Google indexes 35 trillion web pages. (Compare the volume with LinkedIn’s. LinkedIn profiles are 0.001% of Google’s Index!)
However, mining Google is not straightforward because the web has different kinds of pages. We can search for terms in the page titles, URLs, or links to the page but usually not for values like job titles or companies. If you want a reminder, here is The Full List of Google Advanced Search Operators.
Compared to, say, ten years ago, Google’s search has changed dramatically, not only adding trillions of pages but learning to recognize user’s intent when they are searching. That is a definition of Semantic Search. Because of clever Google’s interpretation of search strings, we need to be Masters of Boolean – and know when to let Google control results as well.
From our experience training, we have consistently seen two kinds of attendees. Some have an open mind and try to “get it” and apply what they learn right away. We offer a month of support on all our offerings to stimulate that – and are celebrating with the students when they get to understanding and success. Others, especially self-identified “old school” recruiters, copy and keep search strings or use Boolean Builders, all of which have less than optimal templates, or write very long strings on Google. They do not try to understand why the results look like this or that on the screen.
However – everybody can learn, and many have! Boolean search is not Rocket Science. All you need is an open mind and a computer with a browser and wi-fi.
If you are Googling, do overcome these mistakes and unhelpful habits:
- There is no operator AND
- NOT needs to be written as the minus -, no space between the minus and keyword
- Parentheses are ignored. OR is always a priority (unlike it is on Bing or LinkedIn)
- Operators like site: must be lower-case, no space between the operator and keyword
- Do not trust or compare the numbers of results
- Put your terms in the order you expect to see them
- Do not try to “catch everything” with one search string. Strings are not “built”, they are run and immediately modified
- Do not be a perfectionist. Searches will have false positives and miss something. Your goal is not strings but results
- Overusing the operator OR leads to shrinking results – search simple
I cannot stress #9 enough. It is not a good idea to use ORs on Google. (I never do). I can give you numerous examples of how simple search works better than long ORs. It is time to change this habit.
Please join me at our fully refreshed webinar “Boolean Basics & Beyond” coming to your laptop at home on April 7, 2020. We will mostly cover Google but will talk about other sites as well. Seating is limited (due to our need to support everyone who signs up).

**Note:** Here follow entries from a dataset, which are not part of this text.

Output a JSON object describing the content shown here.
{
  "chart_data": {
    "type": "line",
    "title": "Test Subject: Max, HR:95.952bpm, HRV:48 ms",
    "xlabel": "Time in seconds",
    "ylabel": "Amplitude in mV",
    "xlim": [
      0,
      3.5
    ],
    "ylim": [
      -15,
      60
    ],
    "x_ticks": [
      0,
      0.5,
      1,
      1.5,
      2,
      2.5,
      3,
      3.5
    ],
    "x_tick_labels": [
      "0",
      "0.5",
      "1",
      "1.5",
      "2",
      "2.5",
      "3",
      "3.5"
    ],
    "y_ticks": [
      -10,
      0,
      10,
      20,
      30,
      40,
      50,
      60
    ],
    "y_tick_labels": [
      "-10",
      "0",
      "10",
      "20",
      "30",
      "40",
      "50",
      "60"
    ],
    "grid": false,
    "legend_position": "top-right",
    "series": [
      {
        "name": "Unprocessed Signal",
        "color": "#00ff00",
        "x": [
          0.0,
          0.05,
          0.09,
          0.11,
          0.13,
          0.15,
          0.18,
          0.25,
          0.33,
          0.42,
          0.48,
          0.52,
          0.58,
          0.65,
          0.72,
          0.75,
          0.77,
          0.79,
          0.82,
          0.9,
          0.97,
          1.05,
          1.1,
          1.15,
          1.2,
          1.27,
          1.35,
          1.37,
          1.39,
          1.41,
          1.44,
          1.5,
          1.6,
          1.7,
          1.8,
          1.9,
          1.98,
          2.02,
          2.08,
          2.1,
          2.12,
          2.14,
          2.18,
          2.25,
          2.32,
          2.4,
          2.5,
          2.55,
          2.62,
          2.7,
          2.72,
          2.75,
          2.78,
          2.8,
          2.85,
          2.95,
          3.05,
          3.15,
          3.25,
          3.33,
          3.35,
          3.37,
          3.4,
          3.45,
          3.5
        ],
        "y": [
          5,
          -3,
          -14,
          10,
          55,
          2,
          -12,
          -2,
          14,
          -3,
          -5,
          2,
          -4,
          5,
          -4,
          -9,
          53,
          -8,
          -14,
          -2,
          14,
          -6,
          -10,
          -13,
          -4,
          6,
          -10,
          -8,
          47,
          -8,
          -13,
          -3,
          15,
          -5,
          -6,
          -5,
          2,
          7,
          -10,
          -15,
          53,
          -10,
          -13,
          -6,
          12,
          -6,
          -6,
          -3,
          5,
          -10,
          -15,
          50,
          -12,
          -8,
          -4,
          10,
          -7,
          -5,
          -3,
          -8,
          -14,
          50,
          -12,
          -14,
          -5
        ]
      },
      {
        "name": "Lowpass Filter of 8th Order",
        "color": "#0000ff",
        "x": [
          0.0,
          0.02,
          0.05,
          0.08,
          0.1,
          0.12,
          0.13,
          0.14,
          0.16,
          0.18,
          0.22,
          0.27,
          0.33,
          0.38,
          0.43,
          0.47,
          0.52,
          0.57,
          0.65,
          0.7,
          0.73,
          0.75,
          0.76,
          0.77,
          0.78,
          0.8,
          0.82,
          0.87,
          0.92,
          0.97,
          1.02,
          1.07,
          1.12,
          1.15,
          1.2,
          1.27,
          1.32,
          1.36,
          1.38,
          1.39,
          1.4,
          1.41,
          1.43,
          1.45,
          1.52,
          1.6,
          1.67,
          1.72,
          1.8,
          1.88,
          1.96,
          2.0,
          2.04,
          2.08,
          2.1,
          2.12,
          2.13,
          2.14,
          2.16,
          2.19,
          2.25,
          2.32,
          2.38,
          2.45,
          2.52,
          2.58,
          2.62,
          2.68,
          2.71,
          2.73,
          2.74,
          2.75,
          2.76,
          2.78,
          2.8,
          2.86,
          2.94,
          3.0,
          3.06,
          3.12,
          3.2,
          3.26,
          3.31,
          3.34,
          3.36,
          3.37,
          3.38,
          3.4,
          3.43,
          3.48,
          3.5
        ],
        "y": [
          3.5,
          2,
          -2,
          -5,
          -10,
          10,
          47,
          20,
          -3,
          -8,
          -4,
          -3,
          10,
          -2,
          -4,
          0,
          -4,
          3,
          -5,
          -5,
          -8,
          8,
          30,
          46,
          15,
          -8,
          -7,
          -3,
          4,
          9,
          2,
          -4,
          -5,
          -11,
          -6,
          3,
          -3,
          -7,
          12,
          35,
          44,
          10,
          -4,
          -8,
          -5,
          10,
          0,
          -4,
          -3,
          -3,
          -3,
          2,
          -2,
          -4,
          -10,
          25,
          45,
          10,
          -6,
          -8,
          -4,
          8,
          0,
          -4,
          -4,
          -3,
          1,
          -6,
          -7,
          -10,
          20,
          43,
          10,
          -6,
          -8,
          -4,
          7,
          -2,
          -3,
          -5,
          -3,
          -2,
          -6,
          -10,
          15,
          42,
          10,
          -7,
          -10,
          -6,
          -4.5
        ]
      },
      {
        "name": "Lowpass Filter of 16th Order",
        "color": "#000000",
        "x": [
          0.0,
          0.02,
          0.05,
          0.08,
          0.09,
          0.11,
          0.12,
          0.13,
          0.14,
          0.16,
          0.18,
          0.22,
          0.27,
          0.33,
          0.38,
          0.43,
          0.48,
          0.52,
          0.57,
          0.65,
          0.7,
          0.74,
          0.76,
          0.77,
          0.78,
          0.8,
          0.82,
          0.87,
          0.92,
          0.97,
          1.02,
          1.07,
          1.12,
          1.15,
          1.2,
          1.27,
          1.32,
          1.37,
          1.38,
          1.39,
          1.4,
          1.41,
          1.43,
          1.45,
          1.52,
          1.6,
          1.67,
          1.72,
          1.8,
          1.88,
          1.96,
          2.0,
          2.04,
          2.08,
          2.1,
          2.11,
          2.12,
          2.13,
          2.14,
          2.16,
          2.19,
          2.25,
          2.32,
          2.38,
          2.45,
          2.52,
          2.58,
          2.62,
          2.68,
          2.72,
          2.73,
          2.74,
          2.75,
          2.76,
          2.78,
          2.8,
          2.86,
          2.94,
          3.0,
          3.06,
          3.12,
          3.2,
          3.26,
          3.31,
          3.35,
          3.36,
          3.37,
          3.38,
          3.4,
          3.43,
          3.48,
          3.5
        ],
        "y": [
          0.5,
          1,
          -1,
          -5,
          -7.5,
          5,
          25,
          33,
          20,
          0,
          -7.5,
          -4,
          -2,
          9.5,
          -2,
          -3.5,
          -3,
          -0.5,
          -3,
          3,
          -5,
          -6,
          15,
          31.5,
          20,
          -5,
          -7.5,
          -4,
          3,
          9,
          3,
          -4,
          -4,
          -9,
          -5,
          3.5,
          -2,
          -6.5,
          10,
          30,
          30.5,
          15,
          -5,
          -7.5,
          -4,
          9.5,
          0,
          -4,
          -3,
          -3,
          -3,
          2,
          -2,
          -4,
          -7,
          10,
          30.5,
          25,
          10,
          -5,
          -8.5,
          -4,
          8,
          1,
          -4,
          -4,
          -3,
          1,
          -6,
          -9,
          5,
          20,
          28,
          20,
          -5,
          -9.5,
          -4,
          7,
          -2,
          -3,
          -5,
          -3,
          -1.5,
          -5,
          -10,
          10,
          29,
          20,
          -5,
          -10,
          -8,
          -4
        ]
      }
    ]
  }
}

Wow! No wonder my iterative searches don’t swing the pendulum the way I’m expecting, because my methodologies are outdated. I’m interested in joining the webinar.
Hi Ryan, sounds good! Please sign up at https://sourcingcertification.com/booleanandbeyond/.
Hi Irina. Thanks so much for your post. Can you give the source of the “35 trillion pages” indexed by Google?
Google has always been very stingy with information on the subject. And I only find a few references evoking “estimates” and “studies”… but without ever citing the original source. Already in 2014, a certain JJ Rosen, founder of the company Atiba, affirmed it without giving sources (https://eu.tennessean.com/story/money/tech/2014/05/02/jj-rosen- popular-search-engines-skim-surface / 8636081 /). In 2016, Google explained that they evaluated the size of the Web at 130 trillion pages, without ever claiming that they indexed them (https://www.seroundtable.com/google-130-trillion-pages-22985.html). Today, the How Search Works site (https://www.google.com/search/howsearchworks/) no longer displays any numbers. On the other hand, I find this figure of 35 trillion in a communication from Moz claiming to work on 35 trillion URLs and not pages (https://moz.com/blog/link-count-metrics).
Google number of paged indexed by Google or something like that. (Read the article!)
Hi Irina. Be sure, I carefully read your article… and I do not see any reference indicating from where and from when this number of 35 trillion pages in Google Index comes out. Just curious to know.
The article says to Google simple things. 🙂
On it! https://twitter.com/henkvaness/status/1247106321297670144?s=20
hi – does the same apply to searches on Google Scholar (especially with regards to OR and parentheses)? thank you!
There is no need for parentheses in any Google special search, Scholar included. Yes, I would say don’t use ORs there either.